C vitamini, meyve ve meyve suyu denince ilk akla gelen vitaminlerden biridir. Çünkü C vitamini bakımından daha zengin başka bir kaynak yoktur. Fakat meyve suyu; yalnız C vitamini değil A, E, K, B1, B2, niyasin ve folat gibi başka vitaminler de içeriyor. C vitamininin en önemli işlevi, bağışıklık sisteminin korunmasına ve kollajen oluşumuna katkıda bulunmasıdır. Kayısı, şeftali, domates gibi birçok meyve suyunun içerdiği beta-karoten vücutta A vitaminine dönüşüyor ve A vitamini hem görme yetisinin hem de cilt sağlığının korunmasına katkıda bulunuyor.
Yüzlerce Yayın
Hakkında en fazla araştırma ve yayın yapılan gıdalardan biri de meyve suyudur. Bu yayınların her biri yüzlerce kaynakta yer alan bilgi ve bulgulara dayanıyor. Örneğin konu hakkında kapsamlı derleme yayınlayan Lima vd. (2014)’nin 141, Bhardwaj vd. (2014)’nin 183, Zhang vd. (2015)’nin 155 ve Govers vd. (2017)’nin 155 farklı yayını gözden geçirdiği anlaşılıyor (4;5;6;7). Yeni yayınlar; meyve suyunda sayısı on binleri bulan biyoaktif bileşenlere (özellikle fenolik ve karotenoid) ve bunların sağlık açısından olumlu etkilerine odaklanıyor.
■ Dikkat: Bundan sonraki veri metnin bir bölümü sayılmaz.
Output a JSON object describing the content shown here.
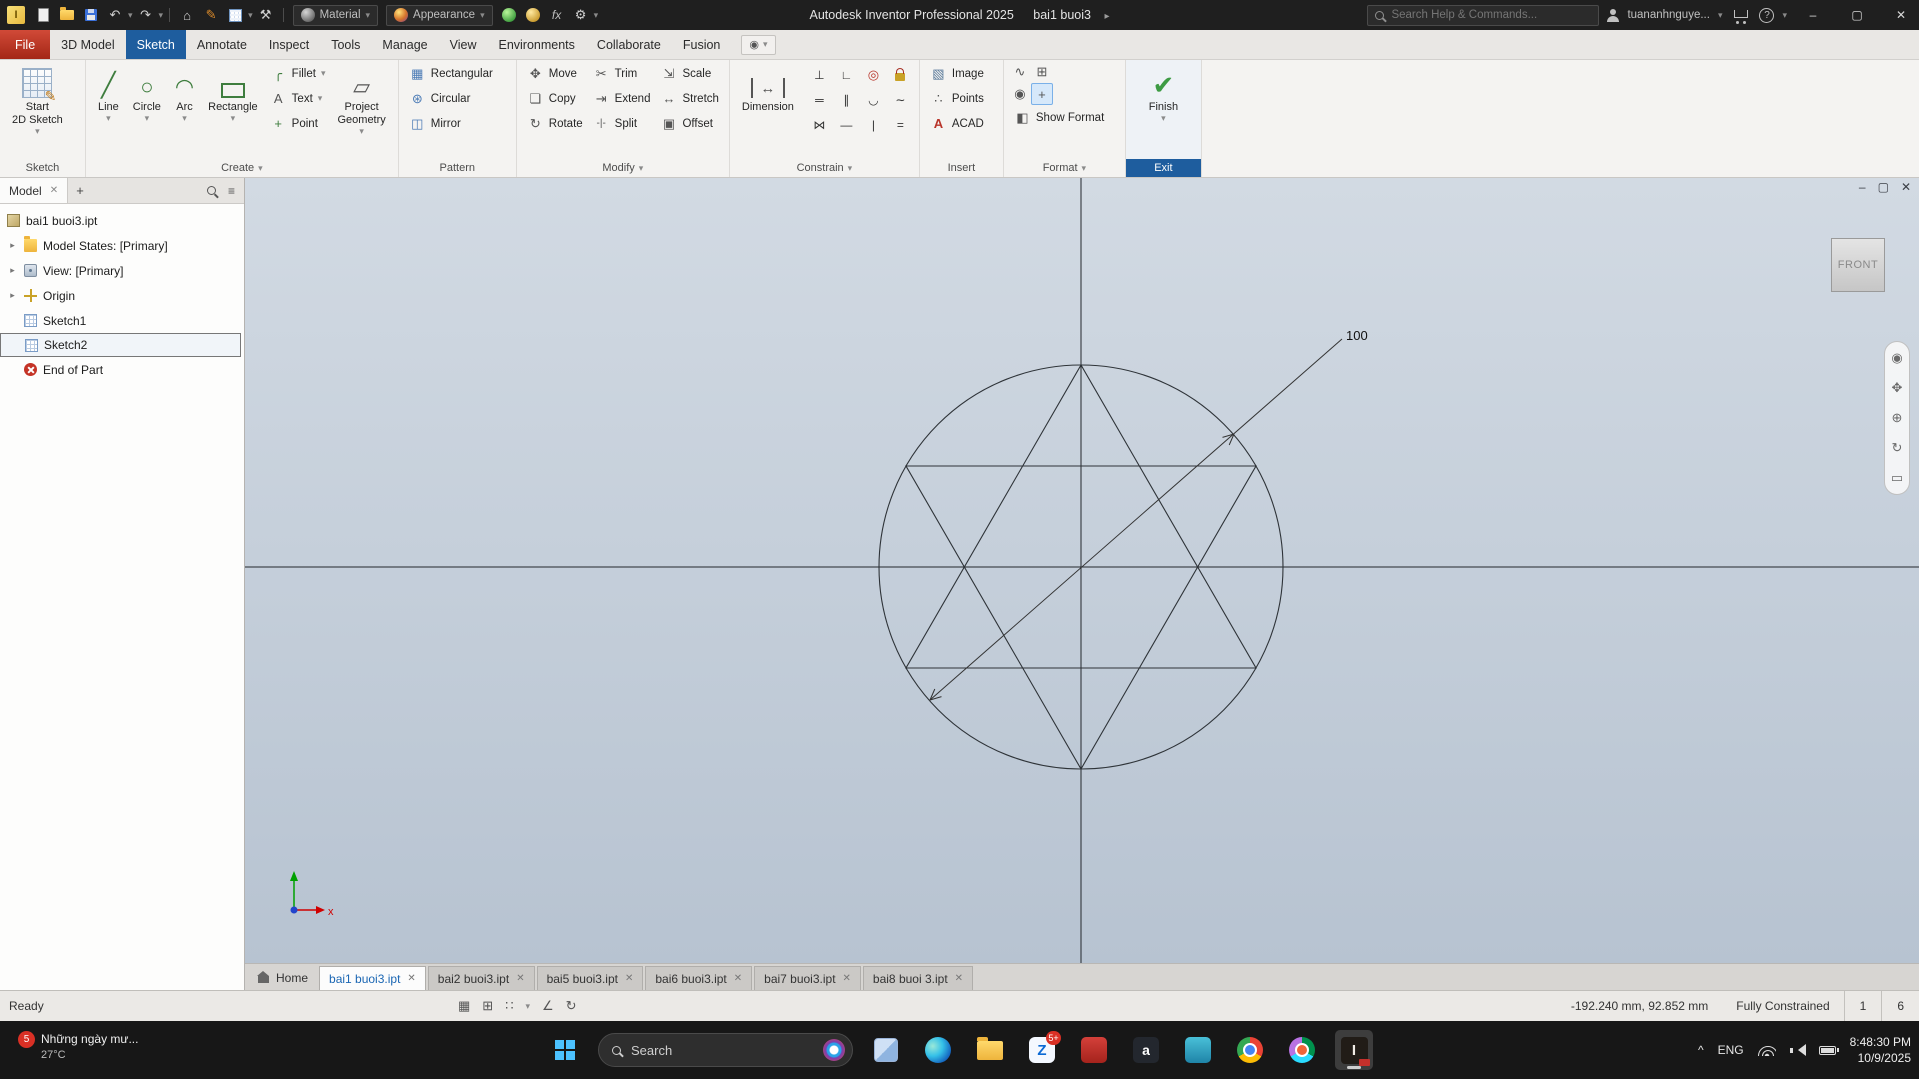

Meyve suyunun çok sayıda hastalıktan korunmaya yardımcı olduğuna dikkat çekiliyor. Bu bileşiklerin özellikle tansiyon, kalp, kanser, yangı, obezite, diyabet gibi hastalıklara karşı etkisi ile kemik, deri, beyin sağlığı ve bağışıklık sistemi ile ilişkisi tartışılıyor.
Corona virüsünün bizi yaz boyunca da kovalayacağı anlaşılıyor. Bu nedenle bağışıklık sisteminin korunması daha bir önem kazanıyor. Araştırmalar, meyve suyunun bu açıdan öncelikli gıdalardan biri olduğunu gösteriyor. Unutmayalım ki meyve suyu, öteden beri “fermente olmamış ancak fermente olabilen (koruyucu içermeyen)” bir içecek olarak tanımlanıyor.
Kaynaklar:
KARDOS,E.1966.Obst- und Gemüsesaefte. VEB Verlag.Leipzig. 495 sayfa.
SCHOBINGER,U.1987. Frucht- und Gemüsesafte(ikinci baskı). Verlag Eugen Ulmer.Hohenheim.637 sayfa
CEMEROĞLU,B.1982. Meyve suyu üretim teknolojisi. Teknik Basım Matbaası. Ankara.
LİMA,GPP et al.2014. Food and Nutrition Sciences, 5, 1065-1082
BHARDWAJ,BD et al.2014. Fruits,69(5), 391-412.
ZHANG,Y-J et al. 2014.Molecules,20(12), 21138-21156.
Govers,C et al.2017.Nutrition Review,76(1), 29-46.